During the first twenty years after the Emancipation (1861-81)

things went on in their old grooves. The poor provinces remained poor, and the fertile provinces showed no signs of distress.

During the next twenty years (1881-1901) the arrears of the whole of European Russia rose, roughly speaking, from 27 to 144 millions of roubles, and the increase, strange to say, took place in the fertile provinces. In 1890, for example, out of 52 millions, nearly 41 millions, or 78 per cent., fell to the share of the provinces of the Black-earth Zone. In seven of these the average arrears per male, which had been in 1882 only 90 kopeks, rose in 1893 to 600, and in 1899 to 2,200! And this accumulation had taken place in spite of reductions of taxation to the extent of 37

million roubles in 1881-83, and successive famine grants from the Treasury in 1891-99 to the amount of 203 millions. On the other hand, in the provinces with a poor soil the arrears had greatly decreased. In Smolensk, for example, they had sunk from 202 per cent, to 13 per cent. of the annual sum to be paid, and in nearly all the other provinces of the west and north a similar change for the better had taken place.

These and many other figures which I might quote show that a great and very curious economic revolution has been gradually effected.

The Black-earth Zone, which was formerly regarded as the inexhaustible granary of the Empire, has become impoverished, whilst the provinces which were formerly regarded as hopelessly poor are now in a comparatively flourishing condition. This fact has been officially recognised. In a classification of the provinces according to their degree of prosperity, drawn up by a special commission of experts in 1903, those with a poor light soil appear at the top, and those with the famous black earth are at the bottom of the list. In the deliberations of the commission many reasons for this extraordinary state of things are adduced. Most of them have merely a local significance. The big fact, taken as a whole, seems to me to show that, in consequence of certain changes of which I shall speak presently, the peasantry of European Russia can no longer live by the traditional modes of agriculture, even in the most fertile districts, and require for their support some subsidiary occupations such as are practised in the less fertile provinces.

In 1901 an additional famine grant of 33 1/2 million roubles had to be made by the Government.

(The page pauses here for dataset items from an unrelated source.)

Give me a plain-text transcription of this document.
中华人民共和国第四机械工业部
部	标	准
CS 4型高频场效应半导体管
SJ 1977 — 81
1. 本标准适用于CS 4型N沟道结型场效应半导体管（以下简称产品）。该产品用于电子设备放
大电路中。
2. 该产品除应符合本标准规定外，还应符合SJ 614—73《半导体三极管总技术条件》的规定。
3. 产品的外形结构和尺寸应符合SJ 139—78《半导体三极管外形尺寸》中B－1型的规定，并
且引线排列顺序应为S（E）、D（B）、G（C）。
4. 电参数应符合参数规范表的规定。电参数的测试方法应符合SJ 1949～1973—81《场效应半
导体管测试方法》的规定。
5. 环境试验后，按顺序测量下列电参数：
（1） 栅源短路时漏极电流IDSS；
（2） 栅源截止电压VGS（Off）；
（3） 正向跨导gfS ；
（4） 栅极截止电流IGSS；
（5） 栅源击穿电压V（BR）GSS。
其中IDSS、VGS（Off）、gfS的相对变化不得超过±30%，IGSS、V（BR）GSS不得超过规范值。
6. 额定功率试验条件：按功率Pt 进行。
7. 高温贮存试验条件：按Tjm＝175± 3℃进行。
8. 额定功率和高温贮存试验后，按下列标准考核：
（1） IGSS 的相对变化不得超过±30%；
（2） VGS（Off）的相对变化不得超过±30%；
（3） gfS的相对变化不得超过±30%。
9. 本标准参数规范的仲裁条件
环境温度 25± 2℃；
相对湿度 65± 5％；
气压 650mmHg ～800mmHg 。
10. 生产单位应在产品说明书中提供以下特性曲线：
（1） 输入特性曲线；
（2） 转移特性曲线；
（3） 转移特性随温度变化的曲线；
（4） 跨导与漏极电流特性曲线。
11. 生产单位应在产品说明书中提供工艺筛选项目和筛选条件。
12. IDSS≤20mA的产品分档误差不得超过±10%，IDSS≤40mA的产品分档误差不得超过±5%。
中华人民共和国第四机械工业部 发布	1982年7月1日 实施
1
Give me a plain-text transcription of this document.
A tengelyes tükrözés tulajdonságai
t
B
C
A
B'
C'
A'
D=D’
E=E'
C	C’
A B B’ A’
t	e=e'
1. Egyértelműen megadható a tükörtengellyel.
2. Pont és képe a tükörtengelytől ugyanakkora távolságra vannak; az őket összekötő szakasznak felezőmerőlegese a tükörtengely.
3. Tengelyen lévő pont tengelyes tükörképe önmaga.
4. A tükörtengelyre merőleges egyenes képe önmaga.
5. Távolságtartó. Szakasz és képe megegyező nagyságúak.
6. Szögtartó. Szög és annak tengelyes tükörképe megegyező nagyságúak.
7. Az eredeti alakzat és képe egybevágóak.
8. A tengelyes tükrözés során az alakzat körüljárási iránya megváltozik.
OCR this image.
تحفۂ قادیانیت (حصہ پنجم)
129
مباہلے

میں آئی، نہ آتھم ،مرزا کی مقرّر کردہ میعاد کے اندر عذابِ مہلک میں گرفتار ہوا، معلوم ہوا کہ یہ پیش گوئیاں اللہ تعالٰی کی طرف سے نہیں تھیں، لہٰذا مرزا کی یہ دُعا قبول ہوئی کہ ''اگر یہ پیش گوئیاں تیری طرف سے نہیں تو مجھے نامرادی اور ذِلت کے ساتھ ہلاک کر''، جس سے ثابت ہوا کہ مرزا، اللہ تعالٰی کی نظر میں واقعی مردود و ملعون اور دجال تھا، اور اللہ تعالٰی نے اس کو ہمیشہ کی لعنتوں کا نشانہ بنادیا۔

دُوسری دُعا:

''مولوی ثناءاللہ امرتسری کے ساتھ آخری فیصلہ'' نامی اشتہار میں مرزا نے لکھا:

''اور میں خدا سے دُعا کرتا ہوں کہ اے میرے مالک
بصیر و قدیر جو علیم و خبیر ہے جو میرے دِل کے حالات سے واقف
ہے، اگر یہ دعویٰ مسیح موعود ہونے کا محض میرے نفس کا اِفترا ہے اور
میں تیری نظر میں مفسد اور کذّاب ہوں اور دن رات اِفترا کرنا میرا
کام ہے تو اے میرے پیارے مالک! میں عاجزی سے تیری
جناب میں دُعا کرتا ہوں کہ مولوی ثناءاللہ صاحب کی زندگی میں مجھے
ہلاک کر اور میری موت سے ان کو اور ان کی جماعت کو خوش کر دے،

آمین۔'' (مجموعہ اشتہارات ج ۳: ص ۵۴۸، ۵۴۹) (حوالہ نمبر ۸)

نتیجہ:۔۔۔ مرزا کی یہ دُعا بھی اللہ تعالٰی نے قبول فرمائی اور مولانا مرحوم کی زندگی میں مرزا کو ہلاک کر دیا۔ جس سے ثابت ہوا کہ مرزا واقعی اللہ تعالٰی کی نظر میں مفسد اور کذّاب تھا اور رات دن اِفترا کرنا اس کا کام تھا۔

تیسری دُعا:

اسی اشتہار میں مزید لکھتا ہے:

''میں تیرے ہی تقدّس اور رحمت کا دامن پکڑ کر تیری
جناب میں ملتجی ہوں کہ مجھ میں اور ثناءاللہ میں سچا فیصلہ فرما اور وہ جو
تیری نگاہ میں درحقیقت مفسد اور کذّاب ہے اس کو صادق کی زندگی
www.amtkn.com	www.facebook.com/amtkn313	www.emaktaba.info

Another sign of impoverishment is the decrease in the quantity of live stock. According to the very imperfect statistics available, for every hundred inhabitants the number of horses has decreased from 26 to 17, the number of cattle from 36 to 25, and the number of sheep from 73 to 40. This is a serious matter, because it means that the land is not so well manured and cultivated as formerly, and is consequently not so productive. Several economists have attempted to fix precisely to what extent the productivity has decreased, but I confess I have little faith in the accuracy of their conclusions. M. Polenof, for example, a most able and conscientious investigator, calculates that between 1861 and 1895, all over Russia, the amount of food produced, in relation to the number of the population, has decreased by seven per cent. His methods of calculation are ingenious, but the statistical data with which he operates are so far from accurate that his conclusions on this point have, in my opinion, little or no scientific value.